El uso de vapeadores o cigarrillos electrónicos continúa creciendo, principalmente entre adolescentes y jóvenes, impulsado por la idea de que representan una alternativa "menos dañina" que el cigarrillo tradicional. Sin embargo, especialistas en salud advierten que estos dispositivos también generan consecuencias importantes en el organismo y pueden provocar serios daños respiratorios.
En diálogo con este medio, el doctor Eduardo Pujol, especialista en alergia, inmunología y neumonología, se refirió al avance del consumo de vapeadores y explicó cuáles son los riesgos asociados a esta práctica que cada vez preocupa más a profesionales de la salud y familias.
"El vapeador no es inocente. Mucha gente cree que porque tiene sabores o porque no produce el humo clásico del cigarrillo no hace daño, pero eso es completamente falso", señaló el profesional.
Pujol explicó que los cigarrillos electrónicos contienen diversas sustancias químicas que ingresan directamente al pulmón y que, en muchos casos, incluyen nicotina en concentraciones elevadas. "Hay productos que tienen niveles muy altos de nicotina y generan dependencia rápidamente, sobre todo en los chicos más jóvenes", sostuvo.
El médico indicó además que uno de los mayores problemas es que muchas personas comienzan a vapear sin conocer realmente qué están consumiendo. "Se venden como algo moderno o recreativo, pero muchas veces no se sabe exactamente qué componentes tienen esos líquidos. Hay sustancias irritantes, metales pesados y compuestos tóxicos que terminan afectando las vías respiratorias", afirmó.
En ese sentido, remarcó que en los últimos años comenzaron a observarse más consultas vinculadas a síntomas respiratorios en consumidores habituales de vapeadores. "Vemos pacientes con tos persistente, falta de aire, irritación bronquial y cuadros inflamatorios que tienen relación directa con el uso prolongado de estos dispositivos", explicó.
El especialista también manifestó su preocupación por el fuerte impacto que tienen estos productos entre adolescentes. "El problema es que se instaló una falsa sensación de seguridad.

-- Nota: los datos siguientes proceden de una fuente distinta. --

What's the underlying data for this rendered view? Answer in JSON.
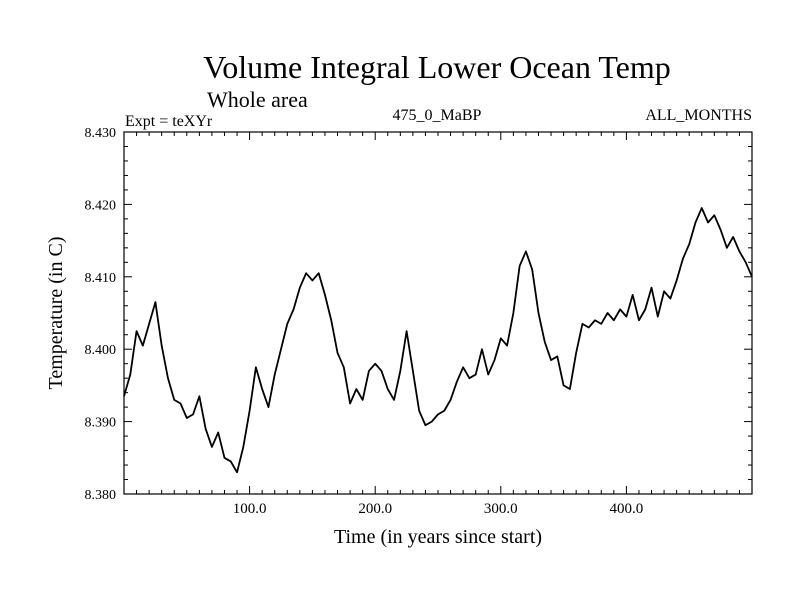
{
  "chart_data": {
    "type": "line",
    "title": "Volume Integral Lower Ocean Temp",
    "subtitle": "Whole area",
    "header_left": "Expt = teXYr",
    "header_center": "475_0_MaBP",
    "header_right": "ALL_MONTHS",
    "xlabel": "Time (in years since start)",
    "ylabel": "Temperature (in C)",
    "xlim": [
      0,
      500
    ],
    "ylim": [
      8.38,
      8.43
    ],
    "xticks": [
      {
        "value": 100,
        "label": "100.0"
      },
      {
        "value": 200,
        "label": "200.0"
      },
      {
        "value": 300,
        "label": "300.0"
      },
      {
        "value": 400,
        "label": "400.0"
      }
    ],
    "yticks": [
      {
        "value": 8.38,
        "label": "8.380"
      },
      {
        "value": 8.39,
        "label": "8.390"
      },
      {
        "value": 8.4,
        "label": "8.400"
      },
      {
        "value": 8.41,
        "label": "8.410"
      },
      {
        "value": 8.42,
        "label": "8.420"
      },
      {
        "value": 8.43,
        "label": "8.430"
      }
    ],
    "grid": false,
    "series": [
      {
        "color": "#000000",
        "x": [
          0,
          5,
          10,
          15,
          20,
          25,
          30,
          35,
          40,
          45,
          50,
          55,
          60,
          65,
          70,
          75,
          80,
          85,
          90,
          95,
          100,
          105,
          110,
          115,
          120,
          125,
          130,
          135,
          140,
          145,
          150,
          155,
          160,
          165,
          170,
          175,
          180,
          185,
          190,
          195,
          200,
          205,
          210,
          215,
          220,
          225,
          230,
          235,
          240,
          245,
          250,
          255,
          260,
          265,
          270,
          275,
          280,
          285,
          290,
          295,
          300,
          305,
          310,
          315,
          320,
          325,
          330,
          335,
          340,
          345,
          350,
          355,
          360,
          365,
          370,
          375,
          380,
          385,
          390,
          395,
          400,
          405,
          410,
          415,
          420,
          425,
          430,
          435,
          440,
          445,
          450,
          455,
          460,
          465,
          470,
          475,
          480,
          485,
          490,
          495,
          500
        ],
        "values": [
          8.3935,
          8.3965,
          8.4025,
          8.4005,
          8.4035,
          8.4065,
          8.4005,
          8.396,
          8.393,
          8.3925,
          8.3905,
          8.391,
          8.3935,
          8.389,
          8.3865,
          8.3885,
          8.385,
          8.3845,
          8.383,
          8.3865,
          8.3915,
          8.3975,
          8.3945,
          8.392,
          8.3965,
          8.4,
          8.4035,
          8.4055,
          8.4085,
          8.4105,
          8.4095,
          8.4105,
          8.4075,
          8.404,
          8.3995,
          8.3975,
          8.3925,
          8.3945,
          8.393,
          8.397,
          8.398,
          8.397,
          8.3945,
          8.393,
          8.397,
          8.4025,
          8.397,
          8.3915,
          8.3895,
          8.39,
          8.391,
          8.3915,
          8.393,
          8.3955,
          8.3975,
          8.396,
          8.3965,
          8.4,
          8.3965,
          8.3985,
          8.4015,
          8.4005,
          8.405,
          8.4115,
          8.4135,
          8.411,
          8.405,
          8.401,
          8.3985,
          8.399,
          8.395,
          8.3945,
          8.3995,
          8.4035,
          8.403,
          8.404,
          8.4035,
          8.405,
          8.404,
          8.4055,
          8.4045,
          8.4075,
          8.404,
          8.4055,
          8.4085,
          8.4045,
          8.408,
          8.407,
          8.4095,
          8.4125,
          8.4145,
          8.4175,
          8.4195,
          8.4175,
          8.4185,
          8.4165,
          8.414,
          8.4155,
          8.4135,
          8.412,
          8.41
        ]
      }
    ]
  }
}
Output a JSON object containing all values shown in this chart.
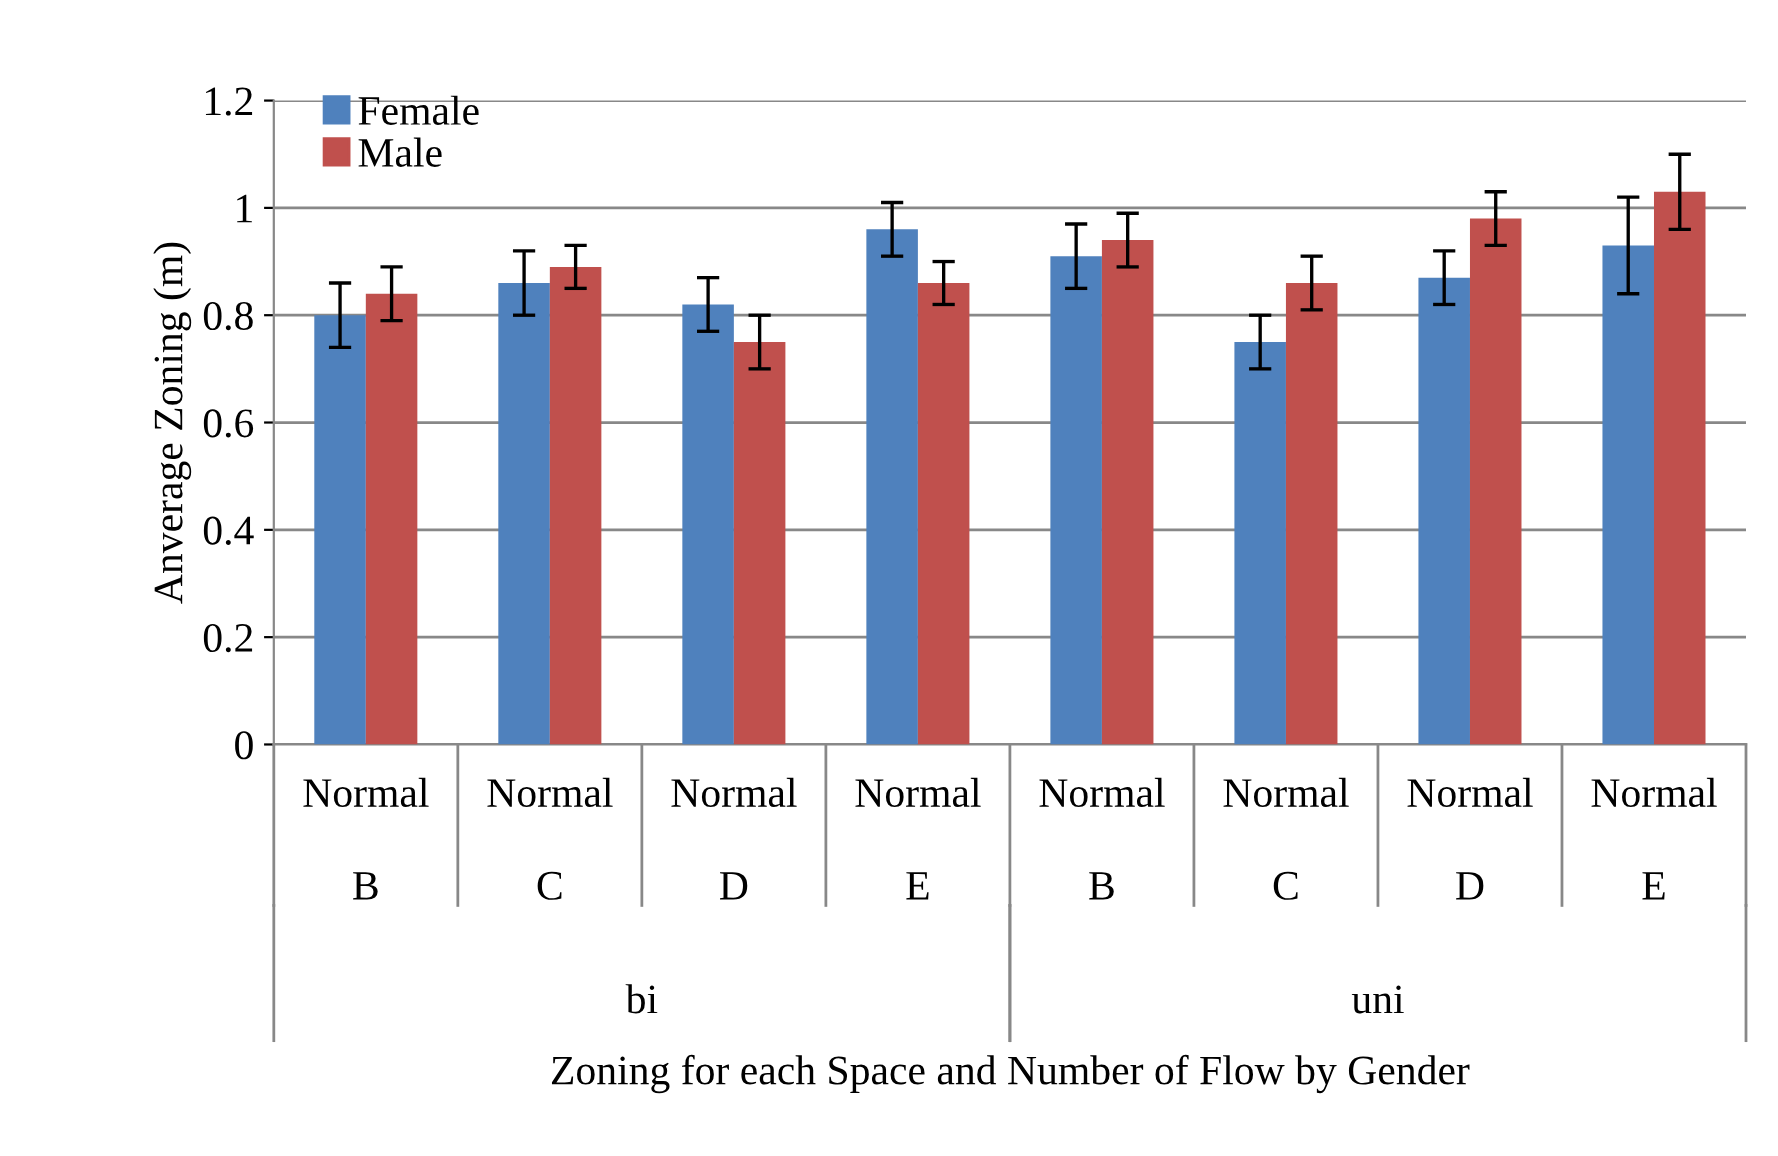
{
  "chart_data": {
    "type": "bar",
    "categories": [
      "Normal\nB",
      "Normal\nC",
      "Normal\nD",
      "Normal\nE",
      "Normal\nB",
      "Normal\nC",
      "Normal\nD",
      "Normal\nE"
    ],
    "series": [
      {
        "name": "Female",
        "color": "#4f81bd",
        "values": [
          0.8,
          0.86,
          0.82,
          0.96,
          0.91,
          0.75,
          0.87,
          0.93
        ],
        "errors": [
          0.06,
          0.06,
          0.05,
          0.05,
          0.06,
          0.05,
          0.05,
          0.09
        ]
      },
      {
        "name": "Male",
        "color": "#c0504d",
        "values": [
          0.84,
          0.89,
          0.75,
          0.86,
          0.94,
          0.86,
          0.98,
          1.03
        ],
        "errors": [
          0.05,
          0.04,
          0.05,
          0.04,
          0.05,
          0.05,
          0.05,
          0.07
        ]
      }
    ],
    "annotations": [
      "bi",
      "uni",
      "Zoning for each Space and Number of Flow by Gender"
    ],
    "ylabel": "Anverage Zoning (m)",
    "ylim": [
      0,
      1.2
    ],
    "yticks": [
      0,
      0.2,
      0.4,
      0.6,
      0.8,
      1,
      1.2
    ],
    "grid": "y",
    "legend": "top left"
  }
}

Muchos jóvenes creen que vapear no tiene consecuencias y empiezan por curiosidad o presión social. Después terminan generando una dependencia muy difícil de cortar", indicó.
Además, Pujol recordó que existen estudios internacionales que relacionan el uso de cigarrillos electrónicos con enfermedades pulmonares graves. "En algunos países ya se registraron casos severos de lesiones pulmonares asociadas al vapeo. El pulmón no está preparado para recibir este tipo de sustancias de manera permanente", expresó.
El profesional también apuntó contra la facilidad con la que estos productos circulan en el mercado. "Hoy se consiguen prácticamente en cualquier lado, incluso muchos menores tienen acceso sin ningún tipo de control. Eso es algo que preocupa muchísimo", afirmó.
Consultado sobre la idea de utilizar el vapeador como herramienta para dejar de fumar, Pujol fue claro: "Hay personas que creen que sirve para abandonar el cigarrillo tradicional, pero en muchos casos ocurre lo contrario. Terminan usando las dos cosas al mismo tiempo o reemplazan una adicción por otra".
Asimismo, destacó la importancia de la prevención y del diálogo dentro de las familias y las escuelas. "Es fundamental informar. Muchas veces los chicos empiezan porque ven que otros lo hacen y porque se minimizan los riesgos. Hay que hablar del tema y explicar que no es un juego", remarcó.
Finalmente, el especialista insistió en la necesidad de tomar conciencia sobre las consecuencias a largo plazo que puede generar el vapeo. "Todo lo que ingresa al pulmón produce un efecto. Y cuando hablamos de sustancias químicas inhaladas diariamente, el daño existe aunque muchas veces no se vea de inmediato", concluyó.
De esta manera, desde el ámbito médico continúan advirtiendo sobre los peligros del uso de vapeadores, una práctica cada vez más frecuente que, lejos de ser inofensiva, puede derivar en importantes problemas de salud respiratoria.